ErP指令では、特定の待機電力やAC電源などの省エネ基準があり、CEマーキング対象もあります。
特定製品以外のすべての製品は、環境に配慮した設計が第4条で要求されています。環境配慮設計は理念であり義務違反での取り締まりはないと思われますが、企業の社会的責任の一つとして、エコデザインを行い、設計検証を行い記録することが必要となります。
(2)生産者登録
WEEE(II)指令は廃電気電子機器の回収を要求しています。前文第23文節で「一般家庭からの廃電気電子機器の廃棄物チェーン全体を通して、廃電気電子機器の回収にかかる費用負担を生産者に負担をさせて、廃電気電子機器の回収に全責任を負わせる」としています。
第16条(登録、情報及び報告)により、生産者、輸入者等は加盟国に登録する義務があります。

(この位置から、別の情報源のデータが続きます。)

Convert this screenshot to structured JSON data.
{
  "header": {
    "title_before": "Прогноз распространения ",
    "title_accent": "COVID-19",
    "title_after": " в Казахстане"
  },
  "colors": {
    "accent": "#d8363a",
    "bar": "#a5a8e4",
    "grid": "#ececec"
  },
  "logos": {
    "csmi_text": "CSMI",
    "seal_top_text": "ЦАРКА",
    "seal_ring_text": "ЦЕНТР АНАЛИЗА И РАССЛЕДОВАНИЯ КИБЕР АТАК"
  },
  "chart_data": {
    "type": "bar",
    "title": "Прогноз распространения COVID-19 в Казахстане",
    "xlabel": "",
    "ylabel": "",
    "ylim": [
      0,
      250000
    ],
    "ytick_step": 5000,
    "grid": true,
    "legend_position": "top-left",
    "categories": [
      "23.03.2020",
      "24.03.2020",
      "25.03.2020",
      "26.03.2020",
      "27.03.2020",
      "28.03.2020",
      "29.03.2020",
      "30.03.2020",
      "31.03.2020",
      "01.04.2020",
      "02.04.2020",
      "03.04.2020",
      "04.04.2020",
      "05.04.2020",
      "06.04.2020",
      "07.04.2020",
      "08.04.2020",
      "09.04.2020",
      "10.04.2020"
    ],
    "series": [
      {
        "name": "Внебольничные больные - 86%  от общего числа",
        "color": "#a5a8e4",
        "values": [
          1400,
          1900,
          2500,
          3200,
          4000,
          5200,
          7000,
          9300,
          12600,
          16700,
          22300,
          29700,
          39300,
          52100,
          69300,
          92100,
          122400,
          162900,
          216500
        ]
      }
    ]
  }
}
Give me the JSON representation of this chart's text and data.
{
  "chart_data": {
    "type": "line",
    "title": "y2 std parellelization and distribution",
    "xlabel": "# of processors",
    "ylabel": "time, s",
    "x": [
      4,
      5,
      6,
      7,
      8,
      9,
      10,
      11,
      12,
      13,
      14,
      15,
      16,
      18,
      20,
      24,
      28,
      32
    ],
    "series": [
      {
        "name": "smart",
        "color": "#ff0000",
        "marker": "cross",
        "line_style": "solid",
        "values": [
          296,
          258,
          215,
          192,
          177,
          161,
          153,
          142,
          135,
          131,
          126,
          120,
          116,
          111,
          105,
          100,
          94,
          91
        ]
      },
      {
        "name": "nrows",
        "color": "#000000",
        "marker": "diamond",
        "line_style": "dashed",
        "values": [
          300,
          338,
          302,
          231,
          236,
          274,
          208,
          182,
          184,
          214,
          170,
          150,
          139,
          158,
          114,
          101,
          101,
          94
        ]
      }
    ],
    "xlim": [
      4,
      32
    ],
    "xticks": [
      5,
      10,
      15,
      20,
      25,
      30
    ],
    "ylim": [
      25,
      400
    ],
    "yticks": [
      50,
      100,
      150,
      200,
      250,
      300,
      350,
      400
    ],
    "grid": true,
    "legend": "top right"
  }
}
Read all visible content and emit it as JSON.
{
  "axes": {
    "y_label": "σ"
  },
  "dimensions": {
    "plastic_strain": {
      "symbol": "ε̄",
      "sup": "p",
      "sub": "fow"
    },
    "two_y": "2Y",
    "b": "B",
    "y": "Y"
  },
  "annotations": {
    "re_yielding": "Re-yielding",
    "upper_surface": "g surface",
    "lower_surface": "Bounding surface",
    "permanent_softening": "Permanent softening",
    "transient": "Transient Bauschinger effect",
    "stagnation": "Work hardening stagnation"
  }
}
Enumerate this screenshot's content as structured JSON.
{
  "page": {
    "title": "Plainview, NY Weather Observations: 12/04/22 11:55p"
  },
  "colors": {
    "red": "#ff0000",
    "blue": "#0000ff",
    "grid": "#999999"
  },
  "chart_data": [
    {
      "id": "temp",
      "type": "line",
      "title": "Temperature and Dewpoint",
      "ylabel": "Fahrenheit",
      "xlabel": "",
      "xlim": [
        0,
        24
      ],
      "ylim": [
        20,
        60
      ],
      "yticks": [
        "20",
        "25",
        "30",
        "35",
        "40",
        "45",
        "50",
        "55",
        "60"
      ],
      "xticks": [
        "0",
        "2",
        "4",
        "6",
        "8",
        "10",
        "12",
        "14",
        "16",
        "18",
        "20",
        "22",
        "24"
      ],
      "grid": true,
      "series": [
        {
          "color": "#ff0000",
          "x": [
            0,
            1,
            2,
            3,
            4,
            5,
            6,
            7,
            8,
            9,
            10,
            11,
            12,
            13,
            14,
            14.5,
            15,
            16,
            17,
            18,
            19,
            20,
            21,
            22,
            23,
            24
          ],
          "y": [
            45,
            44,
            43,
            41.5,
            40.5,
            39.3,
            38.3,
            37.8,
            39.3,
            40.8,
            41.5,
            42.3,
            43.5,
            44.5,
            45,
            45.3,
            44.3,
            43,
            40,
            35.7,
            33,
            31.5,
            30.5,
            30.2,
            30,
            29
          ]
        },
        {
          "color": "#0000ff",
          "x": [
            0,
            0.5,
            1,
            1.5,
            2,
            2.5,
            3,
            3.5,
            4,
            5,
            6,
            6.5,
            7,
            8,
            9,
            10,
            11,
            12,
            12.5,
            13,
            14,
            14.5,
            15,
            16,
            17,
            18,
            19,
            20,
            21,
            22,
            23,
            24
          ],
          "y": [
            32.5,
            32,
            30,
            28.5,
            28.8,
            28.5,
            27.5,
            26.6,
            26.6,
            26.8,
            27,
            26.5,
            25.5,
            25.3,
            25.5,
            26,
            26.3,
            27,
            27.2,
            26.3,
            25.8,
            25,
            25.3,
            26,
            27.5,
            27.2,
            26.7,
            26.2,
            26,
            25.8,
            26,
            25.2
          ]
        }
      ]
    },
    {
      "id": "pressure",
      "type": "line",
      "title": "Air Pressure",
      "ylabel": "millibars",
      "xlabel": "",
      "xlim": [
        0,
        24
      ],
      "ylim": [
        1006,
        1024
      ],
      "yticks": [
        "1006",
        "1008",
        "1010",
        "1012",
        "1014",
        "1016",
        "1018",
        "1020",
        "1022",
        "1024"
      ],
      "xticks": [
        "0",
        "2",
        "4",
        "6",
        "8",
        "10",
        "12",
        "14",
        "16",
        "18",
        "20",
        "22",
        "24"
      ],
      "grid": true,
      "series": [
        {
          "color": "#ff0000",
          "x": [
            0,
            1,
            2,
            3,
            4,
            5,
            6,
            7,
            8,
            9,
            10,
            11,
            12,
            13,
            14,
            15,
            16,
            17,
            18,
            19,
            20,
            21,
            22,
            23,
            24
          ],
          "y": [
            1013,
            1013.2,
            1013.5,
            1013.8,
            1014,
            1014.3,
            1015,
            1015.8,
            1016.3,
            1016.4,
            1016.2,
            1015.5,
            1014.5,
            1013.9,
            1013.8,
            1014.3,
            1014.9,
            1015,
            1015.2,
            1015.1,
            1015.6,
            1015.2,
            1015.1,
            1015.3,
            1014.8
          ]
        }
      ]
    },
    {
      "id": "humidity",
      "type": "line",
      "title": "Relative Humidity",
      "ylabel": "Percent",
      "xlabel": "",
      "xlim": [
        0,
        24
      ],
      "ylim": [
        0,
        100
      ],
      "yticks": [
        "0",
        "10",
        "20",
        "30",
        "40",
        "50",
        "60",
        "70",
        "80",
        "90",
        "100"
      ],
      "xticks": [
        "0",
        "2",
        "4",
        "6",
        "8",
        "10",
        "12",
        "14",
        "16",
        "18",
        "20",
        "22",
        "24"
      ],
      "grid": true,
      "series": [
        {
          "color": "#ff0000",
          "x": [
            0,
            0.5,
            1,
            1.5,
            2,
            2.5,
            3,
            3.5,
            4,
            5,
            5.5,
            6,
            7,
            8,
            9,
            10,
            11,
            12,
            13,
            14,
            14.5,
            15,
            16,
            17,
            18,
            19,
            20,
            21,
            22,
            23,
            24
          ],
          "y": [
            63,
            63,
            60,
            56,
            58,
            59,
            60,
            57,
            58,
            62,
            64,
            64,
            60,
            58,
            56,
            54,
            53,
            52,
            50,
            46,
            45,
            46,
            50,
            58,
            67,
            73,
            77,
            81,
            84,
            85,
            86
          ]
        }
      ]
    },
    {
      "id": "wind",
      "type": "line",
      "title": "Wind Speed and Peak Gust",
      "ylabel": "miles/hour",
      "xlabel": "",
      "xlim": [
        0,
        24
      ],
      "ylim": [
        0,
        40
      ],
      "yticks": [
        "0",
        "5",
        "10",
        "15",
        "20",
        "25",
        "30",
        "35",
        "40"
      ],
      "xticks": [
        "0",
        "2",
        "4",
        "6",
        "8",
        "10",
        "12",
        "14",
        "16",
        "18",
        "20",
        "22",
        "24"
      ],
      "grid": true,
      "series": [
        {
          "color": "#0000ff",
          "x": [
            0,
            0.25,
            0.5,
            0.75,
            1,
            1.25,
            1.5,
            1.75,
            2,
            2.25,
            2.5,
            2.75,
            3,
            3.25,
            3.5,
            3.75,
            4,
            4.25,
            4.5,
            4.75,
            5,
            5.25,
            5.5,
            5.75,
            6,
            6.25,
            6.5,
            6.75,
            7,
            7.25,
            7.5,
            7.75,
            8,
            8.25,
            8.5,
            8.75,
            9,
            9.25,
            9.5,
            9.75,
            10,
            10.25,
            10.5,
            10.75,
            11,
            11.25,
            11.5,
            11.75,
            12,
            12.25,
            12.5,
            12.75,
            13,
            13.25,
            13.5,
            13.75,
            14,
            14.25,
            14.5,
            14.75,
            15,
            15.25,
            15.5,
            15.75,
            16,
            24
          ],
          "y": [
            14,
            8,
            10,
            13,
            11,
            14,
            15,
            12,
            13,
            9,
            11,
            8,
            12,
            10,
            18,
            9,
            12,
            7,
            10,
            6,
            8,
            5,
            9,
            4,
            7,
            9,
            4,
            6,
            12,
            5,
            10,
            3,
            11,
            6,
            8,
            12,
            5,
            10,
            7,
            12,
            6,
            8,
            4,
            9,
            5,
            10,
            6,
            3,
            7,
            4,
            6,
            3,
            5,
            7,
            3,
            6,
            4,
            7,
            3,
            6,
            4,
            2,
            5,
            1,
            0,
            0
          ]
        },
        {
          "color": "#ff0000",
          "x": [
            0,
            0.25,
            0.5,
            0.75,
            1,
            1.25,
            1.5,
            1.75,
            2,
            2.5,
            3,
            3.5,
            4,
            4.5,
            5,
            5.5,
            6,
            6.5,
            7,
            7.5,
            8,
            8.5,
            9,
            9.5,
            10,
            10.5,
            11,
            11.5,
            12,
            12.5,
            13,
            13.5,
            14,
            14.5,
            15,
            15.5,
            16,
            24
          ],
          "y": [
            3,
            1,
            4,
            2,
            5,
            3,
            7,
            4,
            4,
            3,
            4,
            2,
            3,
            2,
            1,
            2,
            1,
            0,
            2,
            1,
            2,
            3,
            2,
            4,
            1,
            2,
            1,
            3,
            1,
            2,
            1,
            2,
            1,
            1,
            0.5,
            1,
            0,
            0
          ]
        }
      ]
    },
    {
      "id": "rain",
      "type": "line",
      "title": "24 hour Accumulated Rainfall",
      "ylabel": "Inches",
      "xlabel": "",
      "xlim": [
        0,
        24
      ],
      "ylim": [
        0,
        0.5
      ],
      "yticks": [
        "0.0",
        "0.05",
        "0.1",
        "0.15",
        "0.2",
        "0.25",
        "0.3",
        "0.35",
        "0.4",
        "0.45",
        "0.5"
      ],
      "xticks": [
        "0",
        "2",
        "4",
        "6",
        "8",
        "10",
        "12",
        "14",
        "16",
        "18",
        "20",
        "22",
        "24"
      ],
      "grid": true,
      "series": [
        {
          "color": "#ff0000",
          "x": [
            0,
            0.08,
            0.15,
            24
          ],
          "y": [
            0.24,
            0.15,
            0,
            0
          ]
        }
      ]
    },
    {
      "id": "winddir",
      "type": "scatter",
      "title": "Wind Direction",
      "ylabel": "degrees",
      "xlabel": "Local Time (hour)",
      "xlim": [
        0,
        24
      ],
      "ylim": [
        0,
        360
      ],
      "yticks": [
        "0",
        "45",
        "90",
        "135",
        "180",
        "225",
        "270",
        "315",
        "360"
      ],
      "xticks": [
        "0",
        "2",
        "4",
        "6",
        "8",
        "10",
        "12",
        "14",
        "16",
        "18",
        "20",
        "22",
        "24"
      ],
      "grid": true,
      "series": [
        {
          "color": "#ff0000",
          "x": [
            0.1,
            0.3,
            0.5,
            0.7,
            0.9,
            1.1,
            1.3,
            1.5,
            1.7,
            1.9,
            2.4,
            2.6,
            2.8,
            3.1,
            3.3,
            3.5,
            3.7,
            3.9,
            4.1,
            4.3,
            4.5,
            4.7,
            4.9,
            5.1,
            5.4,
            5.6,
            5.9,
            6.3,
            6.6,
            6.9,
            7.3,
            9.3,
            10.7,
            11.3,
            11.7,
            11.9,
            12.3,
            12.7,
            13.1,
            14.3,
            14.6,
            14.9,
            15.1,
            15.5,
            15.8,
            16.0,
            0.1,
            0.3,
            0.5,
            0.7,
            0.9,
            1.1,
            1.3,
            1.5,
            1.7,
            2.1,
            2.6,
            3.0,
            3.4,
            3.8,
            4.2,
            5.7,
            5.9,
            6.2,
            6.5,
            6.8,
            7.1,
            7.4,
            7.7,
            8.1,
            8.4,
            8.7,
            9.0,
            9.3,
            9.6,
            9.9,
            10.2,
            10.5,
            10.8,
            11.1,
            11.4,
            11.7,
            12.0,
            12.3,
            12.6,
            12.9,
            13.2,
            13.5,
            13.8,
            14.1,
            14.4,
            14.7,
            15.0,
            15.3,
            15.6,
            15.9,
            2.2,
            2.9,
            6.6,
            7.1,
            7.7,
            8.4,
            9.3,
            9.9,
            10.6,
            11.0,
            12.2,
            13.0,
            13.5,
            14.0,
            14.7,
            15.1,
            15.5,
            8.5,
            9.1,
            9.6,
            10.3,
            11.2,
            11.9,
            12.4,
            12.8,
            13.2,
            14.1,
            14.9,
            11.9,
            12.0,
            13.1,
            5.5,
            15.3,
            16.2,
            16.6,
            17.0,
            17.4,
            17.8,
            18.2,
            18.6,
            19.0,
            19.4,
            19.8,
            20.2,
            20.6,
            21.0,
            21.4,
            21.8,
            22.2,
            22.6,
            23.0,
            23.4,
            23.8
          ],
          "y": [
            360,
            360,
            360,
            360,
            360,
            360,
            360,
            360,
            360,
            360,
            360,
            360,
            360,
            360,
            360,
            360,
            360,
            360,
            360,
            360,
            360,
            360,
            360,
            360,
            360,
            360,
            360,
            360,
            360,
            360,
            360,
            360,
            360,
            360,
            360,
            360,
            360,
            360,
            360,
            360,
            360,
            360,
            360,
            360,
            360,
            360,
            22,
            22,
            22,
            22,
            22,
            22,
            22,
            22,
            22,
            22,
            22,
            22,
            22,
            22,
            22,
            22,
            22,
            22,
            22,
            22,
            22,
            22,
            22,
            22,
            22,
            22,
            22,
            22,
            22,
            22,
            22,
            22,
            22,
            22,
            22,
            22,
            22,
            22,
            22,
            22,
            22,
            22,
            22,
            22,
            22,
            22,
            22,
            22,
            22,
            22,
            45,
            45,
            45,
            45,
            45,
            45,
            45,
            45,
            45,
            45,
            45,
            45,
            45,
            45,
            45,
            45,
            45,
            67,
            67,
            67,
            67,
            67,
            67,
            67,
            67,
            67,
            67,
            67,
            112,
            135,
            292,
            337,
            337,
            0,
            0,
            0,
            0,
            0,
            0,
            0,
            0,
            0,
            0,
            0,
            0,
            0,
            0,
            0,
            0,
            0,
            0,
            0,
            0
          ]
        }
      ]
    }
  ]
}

WEEE(II)指令は、欧州連合運用条約第191条の環境政策の目的をために第192条(1)の手続きで制定されています。第191条の環境政策の目的には「EU連合の環境政策は、EU連合の各地域における事情の多様性を考慮しつつ高水準の保護を目指す」となっていますので、フランスはエコオーガニム、ドイツはDSD(Duales System Deutschland)の包装廃棄物回収システムなどの加盟国の運用は既存スキームの利用や運用がされますので、加盟国により異なります。
(3)危険物質の情報開示
第14条(使用者への情報)で、加盟国は「危険物質が存在することによる環境と人の健康に対する潜在的な影響」を取扱い説明書などで情報提供することが求めることができるとしています。また、第15条(処理施設に関する情報)で、「再使用のための準備を行うセンターや処理およびリサイクル施設によって必要とされる限りにおいて、さまざまな電気電子機器の構成部品、材料や電気電子機器内の危険物質および混合物の場所を特定しなければならない。これは生産者がマニュアルの形または電子媒体(例えばCD-ROM、オンラインサービス)の形式により再使用のために準備するセンター、処理およびリサイクル施設にとって利用可能な形で作成されなければならない。」としています。
第3条の用語の定義では、「有害廃棄物」「回収」「分別回収」「予防」「処理」「再生」「再使用のための準備」「再生利用」および「廃棄」については、指令2008/98/EC(廃棄物指令)の第3条に規定されている定義を適用する。」とされています。廃棄物指令の第3条では、「有害廃棄物」とは附属書IIIのリストにある1つ以上の有害性を示す廃棄物で、「「有毒」「極めて有毒」「有害」「腐食性」「刺激性」「発がん性」「催奇性」「変異原性」および「生態毒性」の属性は指令67/548/EEC(危険な物質の分類、包装、表示に関する指令)の附属書VIの基準に基づいて作成する」としています。
指令67/548/EECによる分類はCLP規則の発効により移行し、分類結果は表3に収載され、この分類・表示インベントリーはREACH規則の主管当局のECHA(The European Chemicals Agency)のWebで公開されています。
生産者は、電気電子機器の構成部品、材料や電気電子機器内の危険物質および混合物の場所を特定するために、分類?表示インベントリーに収載されている物質の含有調査を行う必要があります。含有危険物質により第14条、第15条の対応だけでなく、REACH規則の第33条によるCL物質に関する情報伝達の義務もでてきます。
(4)ナノマテリアル
危険物質はCLP規則により特定されますが、ナノマテリアルの扱いをWEEE(II)指令でも新たな視点で検討しています。前文第18文節で「電子回路中に固定的に埋込まれているナノマテリアルに対するばく露は、廃棄段階または再生利用段階で発生する可能性がある」とし、「ナノマテリアルを含んでいる廃電気電子機器の処理が人の健康と環境に与える恐れのあるリスクを管理するために、EU委員会が所定の処理の必要性を評価することが適切である。」としています。
ナノマテリアルはREACH規則でも取扱いが検討され、バイオサイド規則では表示の義務などを課していますので、電気電子機器にナノマテリアルを使用するには、十分に動向を確認しておくことが肝要です。